Stockholm’de konuşurken ve bu yöndeki sorulara cevap verirken, ne 1 Eylül’e dek –ki, zaten o gün 1 Eylül idi- bir ‘niyet beyanı’nda bulunulacağını ve ne de 15 Ekim’e dek, Kürtleri ve Kürt siyasi hareketini tatmin edecek düzeyde bir yasal düzenleme yapılacağını sanmadığımı söyledim. Bununla birlikte, bu nedenlerle ‘çözüm süreci’ de ortadan kalkmayacaktı. ‘Çözüm süreci’nin ortadan kalkması zordu ve eğer ortadan kalkarsa, bu, muhtemelen Suriye’deki gelişmelerle ilgili olarak söz konusu olacaktı.
Aradan dört gün geçtikten sonra, dün, Cemil Bayık’ın ‘geri çekilmenin durdurulması’na ilişkin açıklaması gelince, ortalığı bir heyecan dalgası kapladı. Örneğin İMC televizyonundan Ayşegül Doğan aradı ve Cemil Bayık’ın ‘durdurduk demediğini, durduruyoruz dediğine’ dikkatimi çekerek, bu gelişmenin nasıl yorumlanması gerektiğine dair fikrimi sordu.

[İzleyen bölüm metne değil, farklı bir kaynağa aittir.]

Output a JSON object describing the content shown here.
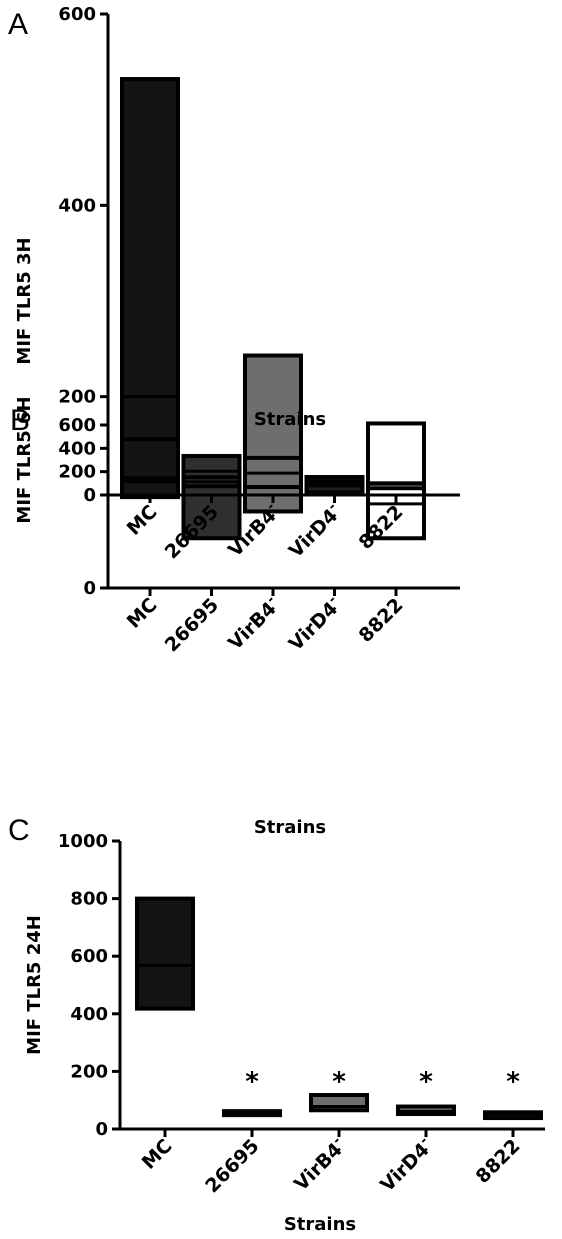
{
  "chart_data": [
    {
      "type": "floating-bar",
      "panel": "A",
      "categories": [
        "MC",
        "26695",
        "VirB4",
        "VirD4",
        "8822"
      ],
      "superscripts": [
        "",
        "",
        "-",
        "-",
        ""
      ],
      "ylabel": "MIF TLR5  3H",
      "xlabel": "Strains",
      "ylim": [
        0,
        600
      ],
      "yticks": [
        0,
        200,
        400,
        600
      ],
      "bars": [
        {
          "category": "MC",
          "min": 95,
          "max": 532,
          "mid": 200,
          "fill": "#141414"
        },
        {
          "category": "26695",
          "min": 52,
          "max": 138,
          "mid": 122,
          "fill": "#2f2f2f"
        },
        {
          "category": "VirB4",
          "min": 80,
          "max": 243,
          "mid": 112,
          "fill": "#6e6e6e"
        },
        {
          "category": "VirD4",
          "min": 100,
          "max": 116,
          "mid": 108,
          "fill": "#1e1e1e"
        },
        {
          "category": "8822",
          "min": 52,
          "max": 172,
          "mid": 88,
          "fill": "#ffffff"
        }
      ],
      "significance": [
        "",
        "",
        "",
        "",
        ""
      ]
    },
    {
      "type": "floating-bar",
      "panel": "B",
      "categories": [
        "MC",
        "26695",
        "VirB4",
        "VirD4",
        "8822"
      ],
      "superscripts": [
        "",
        "",
        "-",
        "-",
        ""
      ],
      "ylabel": "MIF TLR5  6H",
      "xlabel": "Strains",
      "ylim": [
        0,
        600
      ],
      "yticks": [
        0,
        200,
        400,
        600
      ],
      "bars": [
        {
          "category": "MC",
          "min": 118,
          "max": 478,
          "mid": 148,
          "fill": "#141414"
        },
        {
          "category": "26695",
          "min": 75,
          "max": 152,
          "mid": 112,
          "fill": "#2f2f2f"
        },
        {
          "category": "VirB4",
          "min": 68,
          "max": 318,
          "mid": 188,
          "fill": "#6e6e6e"
        },
        {
          "category": "VirD4",
          "min": 82,
          "max": 116,
          "mid": 88,
          "fill": "#b4b4b4"
        },
        {
          "category": "8822",
          "min": 58,
          "max": 100,
          "mid": 92,
          "fill": "#ffffff"
        }
      ],
      "significance": [
        "",
        "",
        "",
        "",
        ""
      ]
    },
    {
      "type": "floating-bar",
      "panel": "C",
      "categories": [
        "MC",
        "26695",
        "VirB4",
        "VirD4",
        "8822"
      ],
      "superscripts": [
        "",
        "",
        "-",
        "-",
        ""
      ],
      "ylabel": "MIF TLR5  24H",
      "xlabel": "Strains",
      "ylim": [
        0,
        1000
      ],
      "yticks": [
        0,
        200,
        400,
        600,
        800,
        1000
      ],
      "bars": [
        {
          "category": "MC",
          "min": 418,
          "max": 800,
          "mid": 568,
          "fill": "#141414"
        },
        {
          "category": "26695",
          "min": 50,
          "max": 62,
          "mid": 56,
          "fill": "#1e1e1e"
        },
        {
          "category": "VirB4",
          "min": 65,
          "max": 118,
          "mid": 78,
          "fill": "#6e6e6e"
        },
        {
          "category": "VirD4",
          "min": 52,
          "max": 78,
          "mid": 62,
          "fill": "#8c8c8c"
        },
        {
          "category": "8822",
          "min": 38,
          "max": 58,
          "mid": 50,
          "fill": "#ffffff"
        }
      ],
      "significance": [
        "",
        "*",
        "*",
        "*",
        "*"
      ]
    }
  ]
}
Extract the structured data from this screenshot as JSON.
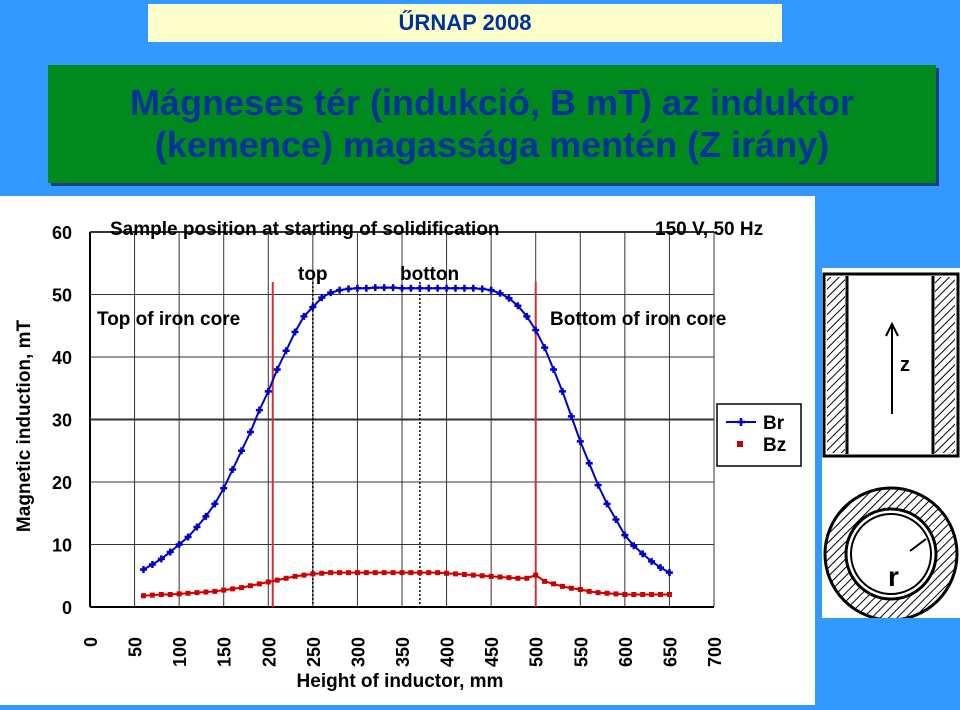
{
  "header": {
    "title": "ŰRNAP 2008"
  },
  "slide": {
    "title_line1": "Mágneses tér (indukció, B mT) az induktor",
    "title_line2": "(kemence) magassága mentén (Z irány)"
  },
  "chart_data": {
    "type": "line",
    "title": "Sample position at starting of solidification",
    "subtitle": "150 V, 50 Hz",
    "xlabel": "Height of inductor, mm",
    "ylabel": "Magnetic induction, mT",
    "xlim": [
      0,
      700
    ],
    "ylim": [
      0,
      60
    ],
    "x_ticks": [
      "0",
      "50",
      "100",
      "150",
      "200",
      "250",
      "300",
      "350",
      "400",
      "450",
      "500",
      "550",
      "600",
      "650",
      "700"
    ],
    "y_ticks": [
      "0",
      "10",
      "20",
      "30",
      "40",
      "50",
      "60"
    ],
    "grid": true,
    "legend_position": "right",
    "annotations": {
      "top_label": "top",
      "bottom_label": "botton",
      "top_iron_core": "Top of iron core",
      "bottom_iron_core": "Bottom of iron core"
    },
    "markers": {
      "iron_core_top_x": 205,
      "iron_core_bottom_x": 500,
      "sample_top_x": 250,
      "sample_bottom_x": 370
    },
    "series": [
      {
        "name": "Br",
        "color": "#0000cc",
        "x": [
          60,
          70,
          80,
          90,
          100,
          110,
          120,
          130,
          140,
          150,
          160,
          170,
          180,
          190,
          200,
          210,
          220,
          230,
          240,
          250,
          260,
          270,
          280,
          290,
          300,
          310,
          320,
          330,
          340,
          350,
          360,
          370,
          380,
          390,
          400,
          410,
          420,
          430,
          440,
          450,
          460,
          470,
          480,
          490,
          500,
          510,
          520,
          530,
          540,
          550,
          560,
          570,
          580,
          590,
          600,
          610,
          620,
          630,
          640,
          650
        ],
        "values": [
          6,
          6.8,
          7.7,
          8.8,
          10,
          11.2,
          12.8,
          14.5,
          16.5,
          19,
          22,
          25,
          28,
          31.5,
          34.5,
          38,
          41,
          44,
          46.5,
          48,
          49.5,
          50.3,
          50.7,
          50.9,
          51,
          51,
          51.1,
          51.1,
          51.1,
          51,
          51,
          51,
          51,
          51,
          51,
          51,
          51,
          51,
          50.9,
          50.7,
          50.2,
          49.4,
          48.2,
          46.5,
          44.3,
          41.5,
          38,
          34.5,
          30.5,
          26.5,
          23,
          19.5,
          16.5,
          14,
          11.5,
          9.8,
          8.5,
          7.3,
          6.3,
          5.5
        ]
      },
      {
        "name": "Bz",
        "color": "#cc0000",
        "x": [
          60,
          70,
          80,
          90,
          100,
          110,
          120,
          130,
          140,
          150,
          160,
          170,
          180,
          190,
          200,
          210,
          220,
          230,
          240,
          250,
          260,
          270,
          280,
          290,
          300,
          310,
          320,
          330,
          340,
          350,
          360,
          370,
          380,
          390,
          400,
          410,
          420,
          430,
          440,
          450,
          460,
          470,
          480,
          490,
          500,
          510,
          520,
          530,
          540,
          550,
          560,
          570,
          580,
          590,
          600,
          610,
          620,
          630,
          640,
          650
        ],
        "values": [
          1.8,
          1.9,
          2,
          2,
          2.1,
          2.2,
          2.3,
          2.4,
          2.5,
          2.7,
          2.9,
          3.1,
          3.4,
          3.7,
          4,
          4.3,
          4.6,
          4.9,
          5.1,
          5.3,
          5.4,
          5.5,
          5.5,
          5.5,
          5.5,
          5.5,
          5.5,
          5.5,
          5.5,
          5.5,
          5.5,
          5.5,
          5.5,
          5.5,
          5.4,
          5.3,
          5.2,
          5.1,
          5,
          4.9,
          4.8,
          4.7,
          4.6,
          4.6,
          5.1,
          4.1,
          3.7,
          3.3,
          3,
          2.8,
          2.5,
          2.3,
          2.2,
          2.1,
          2,
          2,
          2,
          2,
          2,
          2
        ]
      }
    ]
  },
  "inset": {
    "axis_label": "z",
    "radius_label": "r"
  },
  "colors": {
    "background": "#3399ff",
    "title_bg": "#008a1e",
    "title_text": "#003399",
    "header_bg": "#ffffcc"
  }
}
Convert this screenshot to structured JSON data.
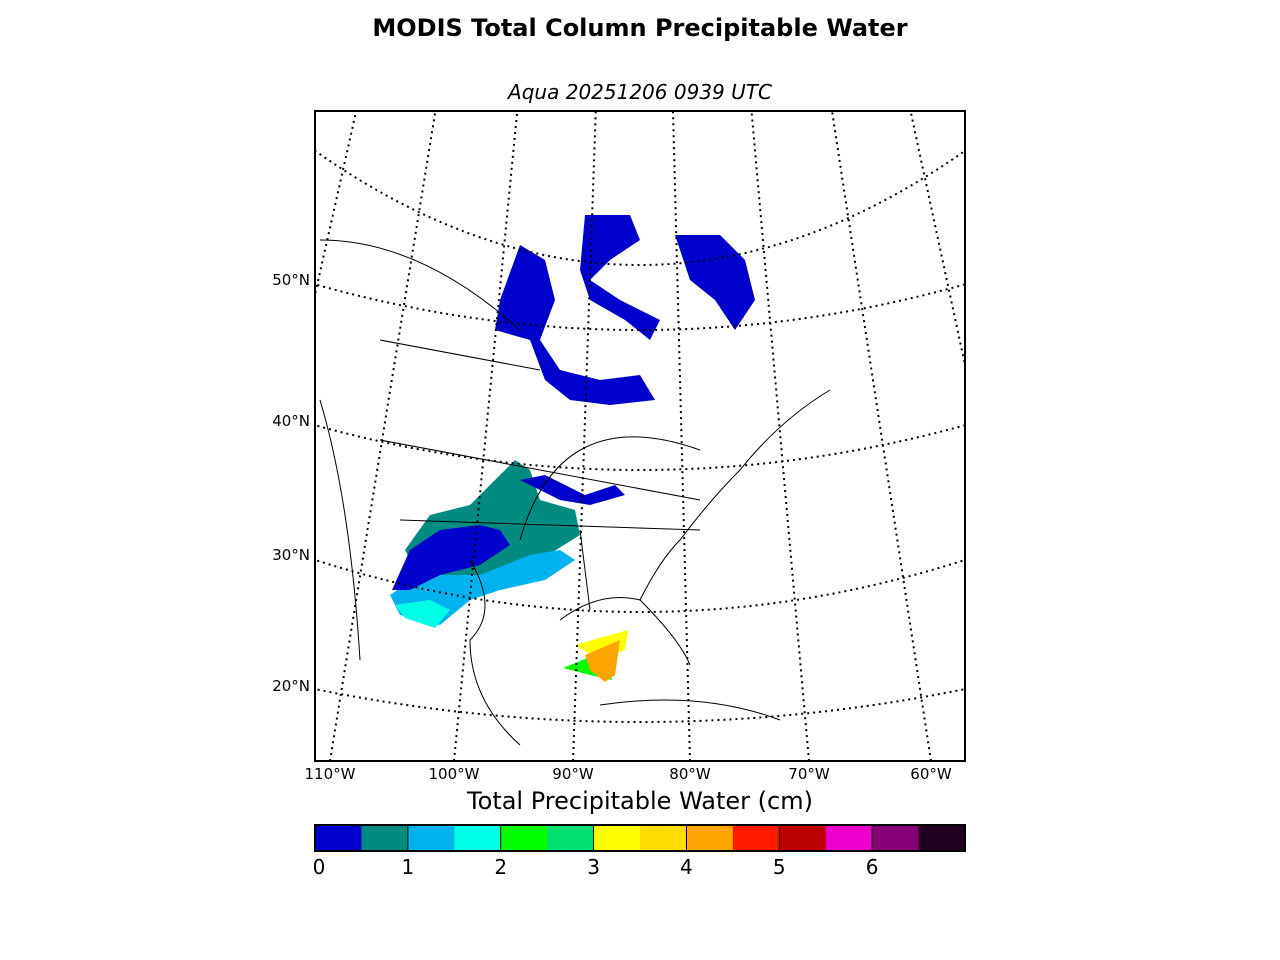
{
  "title": "MODIS Total Column Precipitable Water",
  "subtitle": "Aqua 20251206 0939 UTC",
  "map": {
    "lat_labels": [
      {
        "label": "50°N",
        "lat": 50
      },
      {
        "label": "40°N",
        "lat": 40
      },
      {
        "label": "30°N",
        "lat": 30
      },
      {
        "label": "20°N",
        "lat": 20
      }
    ],
    "lon_labels": [
      {
        "label": "110°W",
        "lon": -110
      },
      {
        "label": "100°W",
        "lon": -100
      },
      {
        "label": "90°W",
        "lon": -90
      },
      {
        "label": "80°W",
        "lon": -80
      },
      {
        "label": "70°W",
        "lon": -70
      },
      {
        "label": "60°W",
        "lon": -60
      }
    ]
  },
  "colorbar": {
    "title": "Total Precipitable Water (cm)",
    "min": 0,
    "max": 7,
    "step": 0.5,
    "ticks": [
      "0",
      "1",
      "2",
      "3",
      "4",
      "5",
      "6"
    ],
    "colors": [
      "#0000cc",
      "#008b80",
      "#00b2ee",
      "#00ffe6",
      "#00ff00",
      "#00e070",
      "#ffff00",
      "#ffdd00",
      "#ffa500",
      "#ff1a00",
      "#bb0000",
      "#ee00cc",
      "#880077",
      "#220022"
    ]
  }
}
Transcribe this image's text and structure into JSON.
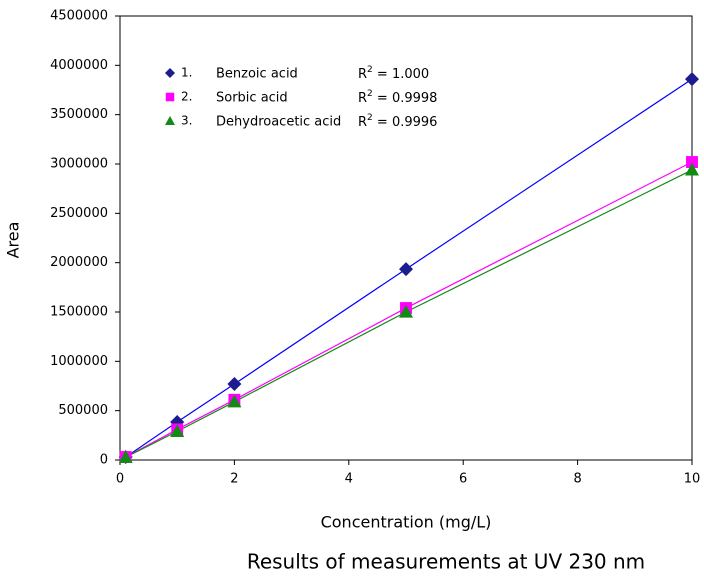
{
  "chart_data": {
    "type": "line",
    "x_label": "Concentration (mg/L)",
    "y_label": "Area",
    "caption": "Results of measurements  at UV 230 nm",
    "x": [
      0.1,
      1,
      2,
      5,
      10
    ],
    "xlim": [
      0,
      10
    ],
    "xticks": [
      0,
      2,
      4,
      6,
      8,
      10
    ],
    "ylim": [
      0,
      4500000
    ],
    "yticks": [
      0,
      500000,
      1000000,
      1500000,
      2000000,
      2500000,
      3000000,
      3500000,
      4000000,
      4500000
    ],
    "series": [
      {
        "name": "Benzoic acid",
        "number": "1.",
        "marker": "diamond",
        "color": "#1c1c8f",
        "line_color": "#0000ff",
        "r2_label": [
          "R",
          "2",
          " = 1.000"
        ],
        "values": [
          30000,
          385000,
          770000,
          1935000,
          3860000
        ]
      },
      {
        "name": "Sorbic acid",
        "number": "2.",
        "marker": "square",
        "color": "#ff00ff",
        "line_color": "#ff00ff",
        "r2_label": [
          "R",
          "2",
          " = 0.9998"
        ],
        "values": [
          30000,
          310000,
          610000,
          1540000,
          3020000
        ]
      },
      {
        "name": "Dehydroacetic acid",
        "number": "3.",
        "marker": "triangle",
        "color": "#138a13",
        "line_color": "#138a13",
        "r2_label": [
          "R",
          "2",
          " = 0.9996"
        ],
        "values": [
          28000,
          290000,
          590000,
          1500000,
          2940000
        ]
      }
    ]
  }
}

Bana, ‘durdurduk’ sözcüğü ile ‘durduruyoruz’ sözcüğü arasındaki fark, fazlaca ‘semantik’ takıntısı gibi gözüktü. Yine de PKK-KCK kaynaklı önemli açıklamalar bakımından en güvenilir kaynak olması gereken ANF’ye (Fırat Haber Ajansı) bir kez daha göz attım. Şu iki bölümün üzerinde durulması gerektiğine hükmettim:
“Bayık, sorulara yanıt verirken demokratik çözüm sürecinin içinde bulunduğu aşamaya geri dönerek önemli mesajlar verdi. Türk devletinin üzerine düşen rolü yerine getirmediğini belirtirken şimdi bir paketle halkın kandırılmaya çalışıldığını ifade etti. Bayık, hükümetin seçimlere kadar sahte paketle halkı kandırmak istediğine dikkat çekti.
Türk devletine 1 Eylül’e kadar tarih verdiklerini ifade eden Bayık, Türk devletinin şu ana kadar bir adım atmadığını belirterek ‘Bu şu anlama geliyor: Sorunu çözmek istemiyor, ezmeyi esas alıyor. Savaşmak istiyor. Buna karşı kendimizi savunacağız. Gerillayı durduruyoruz. Eğer operasyon yaptıklarını görürsek, bu operasyonlara karşı meşru savunma yapacağız. Savaşı daha da şiddetlendirmek isterlerse, Güney’e (Güney Kürdistan) gelen grupları yeniden göndereceğiz’ dedi.”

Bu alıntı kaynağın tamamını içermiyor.